RAS inhibitors more renoprotective than CCBs in advanced chronic kidney disease

03 May 2021 bởiJairia Dela Cruz
RAS inhibitors more renoprotective than CCBs in advanced chronic kidney disease

In the treatment of patients with advanced chronic kidney disease (CKD), use of renin-angiotensin system (RAS) inhibitors slows the progression of kidney disease compared with calcium channel blockers (CCBs), although the two drugs offer similar cardiovascular protection, as shown in a study.

“Current clinical guidelines recommend the use of [RAS inhibitors]—angiotensin-converting enzyme (ACE) inhibitors and angiotensin II receptor blockers (ARBs)—as first-line therapy in patients with CKD and proteinuria, with or without diabetes, but provide no guidance regarding estimated glomerular filtration rate (eGFR) thresholds for which these recommendations are valid,” said an international team of researchers. [J Am Coll Cardiol 2018;71:e127-e248; Eur Heart J 2018;39:3021-3104; Kidney Int Suppl 2013;3:1-150; Am J Kidney Dis 2018;72:873-884; Kidney Int 2018;93:1281-1292]

“[It raises] uncertainty regarding the best antihypertensive medications to use in patients with advanced CKD because they are often excluded from clinical trials,” they added.
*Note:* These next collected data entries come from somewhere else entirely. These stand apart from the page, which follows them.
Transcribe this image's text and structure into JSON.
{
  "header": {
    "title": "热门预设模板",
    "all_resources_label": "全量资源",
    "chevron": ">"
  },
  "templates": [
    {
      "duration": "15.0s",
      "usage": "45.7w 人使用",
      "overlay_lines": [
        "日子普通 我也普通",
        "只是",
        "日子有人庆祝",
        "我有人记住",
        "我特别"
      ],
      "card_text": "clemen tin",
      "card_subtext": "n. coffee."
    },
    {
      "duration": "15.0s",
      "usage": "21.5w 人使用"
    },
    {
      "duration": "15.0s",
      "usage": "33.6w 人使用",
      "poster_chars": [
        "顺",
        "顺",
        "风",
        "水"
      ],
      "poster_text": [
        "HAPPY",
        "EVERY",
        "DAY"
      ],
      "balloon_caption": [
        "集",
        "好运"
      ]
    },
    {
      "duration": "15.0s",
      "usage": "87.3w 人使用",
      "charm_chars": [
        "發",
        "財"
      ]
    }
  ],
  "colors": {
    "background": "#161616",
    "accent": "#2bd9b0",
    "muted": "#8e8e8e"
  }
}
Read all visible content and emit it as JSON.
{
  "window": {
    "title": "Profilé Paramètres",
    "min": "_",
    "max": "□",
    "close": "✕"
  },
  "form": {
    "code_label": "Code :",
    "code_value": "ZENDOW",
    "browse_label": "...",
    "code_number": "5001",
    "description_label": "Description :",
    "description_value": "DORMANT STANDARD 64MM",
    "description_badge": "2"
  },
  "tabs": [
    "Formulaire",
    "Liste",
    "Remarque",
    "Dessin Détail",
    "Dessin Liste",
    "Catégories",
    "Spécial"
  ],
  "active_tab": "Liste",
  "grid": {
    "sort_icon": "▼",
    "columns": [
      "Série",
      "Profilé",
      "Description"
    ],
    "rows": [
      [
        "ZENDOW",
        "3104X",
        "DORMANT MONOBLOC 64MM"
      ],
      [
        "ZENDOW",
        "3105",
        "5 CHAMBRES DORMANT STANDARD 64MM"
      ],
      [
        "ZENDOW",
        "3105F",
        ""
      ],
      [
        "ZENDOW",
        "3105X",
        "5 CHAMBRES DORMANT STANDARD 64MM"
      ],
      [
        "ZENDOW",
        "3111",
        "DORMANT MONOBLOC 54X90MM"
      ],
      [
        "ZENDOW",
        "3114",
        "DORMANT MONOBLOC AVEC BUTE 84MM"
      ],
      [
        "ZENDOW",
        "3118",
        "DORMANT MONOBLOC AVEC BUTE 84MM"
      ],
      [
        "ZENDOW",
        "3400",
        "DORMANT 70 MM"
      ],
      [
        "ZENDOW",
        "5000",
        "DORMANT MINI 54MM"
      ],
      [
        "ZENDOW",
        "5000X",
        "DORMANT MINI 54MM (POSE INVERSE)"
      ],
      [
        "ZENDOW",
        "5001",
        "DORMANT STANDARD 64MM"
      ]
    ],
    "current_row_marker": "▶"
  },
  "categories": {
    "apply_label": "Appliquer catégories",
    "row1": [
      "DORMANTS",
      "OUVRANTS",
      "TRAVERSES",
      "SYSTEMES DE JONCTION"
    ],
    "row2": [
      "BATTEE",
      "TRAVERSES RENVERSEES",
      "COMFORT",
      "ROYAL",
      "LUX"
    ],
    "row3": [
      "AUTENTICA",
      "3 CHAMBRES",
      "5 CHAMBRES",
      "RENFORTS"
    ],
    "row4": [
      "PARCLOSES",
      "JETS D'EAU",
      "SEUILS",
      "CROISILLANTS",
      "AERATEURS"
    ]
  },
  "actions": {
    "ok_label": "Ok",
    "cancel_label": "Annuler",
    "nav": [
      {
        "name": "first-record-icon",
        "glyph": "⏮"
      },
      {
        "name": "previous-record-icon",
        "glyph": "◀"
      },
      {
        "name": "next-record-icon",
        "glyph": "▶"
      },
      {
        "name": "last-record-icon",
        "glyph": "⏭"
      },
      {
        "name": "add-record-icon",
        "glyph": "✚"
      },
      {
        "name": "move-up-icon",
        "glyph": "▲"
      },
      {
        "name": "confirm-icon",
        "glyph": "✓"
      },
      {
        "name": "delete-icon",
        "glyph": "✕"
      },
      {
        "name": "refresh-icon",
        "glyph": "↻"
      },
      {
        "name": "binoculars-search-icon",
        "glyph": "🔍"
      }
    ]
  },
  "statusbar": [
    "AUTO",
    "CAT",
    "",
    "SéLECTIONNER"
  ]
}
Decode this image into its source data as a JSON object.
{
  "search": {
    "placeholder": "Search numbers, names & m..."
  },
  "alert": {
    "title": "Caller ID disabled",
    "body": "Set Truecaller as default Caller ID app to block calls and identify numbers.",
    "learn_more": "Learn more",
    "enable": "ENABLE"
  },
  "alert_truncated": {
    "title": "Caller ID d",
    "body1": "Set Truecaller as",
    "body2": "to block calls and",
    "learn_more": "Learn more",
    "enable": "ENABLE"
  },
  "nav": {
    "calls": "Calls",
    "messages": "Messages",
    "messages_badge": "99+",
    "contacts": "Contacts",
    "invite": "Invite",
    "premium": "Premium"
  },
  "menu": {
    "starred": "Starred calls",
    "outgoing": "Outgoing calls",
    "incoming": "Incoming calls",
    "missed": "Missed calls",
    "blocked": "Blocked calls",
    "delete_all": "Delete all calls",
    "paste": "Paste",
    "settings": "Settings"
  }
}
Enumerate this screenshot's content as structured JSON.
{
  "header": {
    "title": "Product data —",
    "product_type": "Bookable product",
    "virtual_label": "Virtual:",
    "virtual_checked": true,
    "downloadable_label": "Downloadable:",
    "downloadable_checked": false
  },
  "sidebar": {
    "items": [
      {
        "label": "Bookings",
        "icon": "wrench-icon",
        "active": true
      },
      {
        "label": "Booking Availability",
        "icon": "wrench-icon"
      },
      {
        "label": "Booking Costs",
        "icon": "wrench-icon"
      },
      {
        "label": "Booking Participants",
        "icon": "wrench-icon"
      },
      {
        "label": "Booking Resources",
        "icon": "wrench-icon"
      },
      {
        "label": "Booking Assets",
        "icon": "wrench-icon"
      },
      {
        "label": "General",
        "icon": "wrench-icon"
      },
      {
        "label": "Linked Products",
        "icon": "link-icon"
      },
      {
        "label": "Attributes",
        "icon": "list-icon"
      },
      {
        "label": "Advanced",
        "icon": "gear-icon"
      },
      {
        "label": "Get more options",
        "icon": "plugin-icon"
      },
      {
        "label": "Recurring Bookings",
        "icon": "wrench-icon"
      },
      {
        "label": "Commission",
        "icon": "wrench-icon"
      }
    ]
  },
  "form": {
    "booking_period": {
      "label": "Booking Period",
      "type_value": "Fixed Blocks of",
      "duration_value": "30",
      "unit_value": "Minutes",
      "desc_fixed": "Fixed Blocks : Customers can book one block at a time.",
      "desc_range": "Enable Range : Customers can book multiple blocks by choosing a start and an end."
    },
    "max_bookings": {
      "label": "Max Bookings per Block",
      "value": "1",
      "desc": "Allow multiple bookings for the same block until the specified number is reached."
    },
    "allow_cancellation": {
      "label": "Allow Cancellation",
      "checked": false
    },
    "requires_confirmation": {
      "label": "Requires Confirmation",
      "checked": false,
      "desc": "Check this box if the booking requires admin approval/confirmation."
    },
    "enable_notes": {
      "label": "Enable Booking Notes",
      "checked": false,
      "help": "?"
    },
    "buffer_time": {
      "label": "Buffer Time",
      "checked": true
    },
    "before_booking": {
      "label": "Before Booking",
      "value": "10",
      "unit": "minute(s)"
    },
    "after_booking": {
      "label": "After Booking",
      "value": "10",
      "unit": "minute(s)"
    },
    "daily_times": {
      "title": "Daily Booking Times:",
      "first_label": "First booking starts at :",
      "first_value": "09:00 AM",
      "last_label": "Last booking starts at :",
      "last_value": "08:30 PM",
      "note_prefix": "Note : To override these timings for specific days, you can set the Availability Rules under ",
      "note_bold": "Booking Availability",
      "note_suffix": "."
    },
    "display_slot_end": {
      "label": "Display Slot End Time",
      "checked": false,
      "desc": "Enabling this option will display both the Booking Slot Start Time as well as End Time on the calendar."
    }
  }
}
To fill the knowledge gap, the researchers used data from the Swedish Renal Registry and looked at 2,458 RAS inhibitor users and 2,345 CCB users. These patients (median age 74 years, 38 percent women) had CKD G4–G5 (eGFR <30 mL/min/1.73 m2) but were not on kidney replacement therapy (KRT; defined as initiation of maintenance dialysis or kidney transplantation).

At baseline, median eGFR was 20 mL/min/1.73 m2, median urinary albumin-creatinine ratio (UACR) was 28 mg/mmol, and median blood pressure (BP) was 140/80 mm Hg. The most common comorbid conditions were diabetes (34 percent), ischaemic heart disease (26 percent), and heart failure (19 percent). RAS inhibitor users had higher eGFR, lower systolic BP and UACR, as well as higher prevalence of comorbid conditions.

Over a median follow-up of 4.1 years, 1,416 patients initiated KRT, the primary study outcome. The absolute 5-year risk for KRT differed by 4.3 percent between RAS inhibitor and CCB users, in favour of the former (34.8 percent 39.0 percent). [Am J Kidney Dis 2021;77:719-729.E1]

Multivariable propensity score–weighted Cox proportional hazards regression analysis showed that RAS inhibitor had indeed a beneficial effect on KRT risk, which was reduced by 21 percent relative to CCB use (adjusted hazard ratio [aHR], 0.79, 95 percent confidence interval [CI], 0.69–0.89).

However, the two drug classes conferred similar magnitude of protection against mortality (aHR, 0.97, 95 percent CI, 0.88–1.07) and major adverse cardiovascular events (MACEs; aHR, 1.00, 95 percent CI, 0.88–1.15).

Results were consistent across subgroups defined by age (≥70 vs <70 years), sex, diabetes status, myocardial infarction, heart failure, systolic BP (≥140 vs <140 mm Hg), eGFR (≥15 vs <15 mL/min/1.73 m2), and UACR (≥70 vs <70 mg/mmol), as well as in as-treated analyses that excluded patients who discontinued or switched treatment.

That RAS inhibitors may confer additional renal benefits compared with CCBs in advanced CKD is in line with the results of a recent network meta-analysis of patients with CKD G3, showing that ACE inhibitors reduced the odds of KRT by 35 percent and ARBs reduced the odds of kidney failure by 25 percent compared with other antihypertensive drugs, including CCBs, diuretics, and β-blockers. [Am J Kidney Dis 2016;67:728-741]

“Our positive control cohort of 2,608 individuals with CKD G3 (eGFR 30-60 mL/min/1.73 m2; RAS inhibitors, n=1,663; CCBs, n=945) showed a reduction in KRT risk (aHR, 0.68, 95 percent CI, 0.48–0.98) of magnitude similar to that meta-analysis, which lends [support] to our observations,” the researchers pointed out.

The present data, they said, can help inform on the choice of BP-lowering therapy in the advanced CKD population. They recognized that it may be unusual to start RAS inhibitor or CCB therapy late in the course of disease and that there may be special indications for it.

“Although we acknowledge that we do not have the precise reasons that prompted the use of these therapies [in the study], we went through a great deal of effort to identify and control for these potential indications,” they said.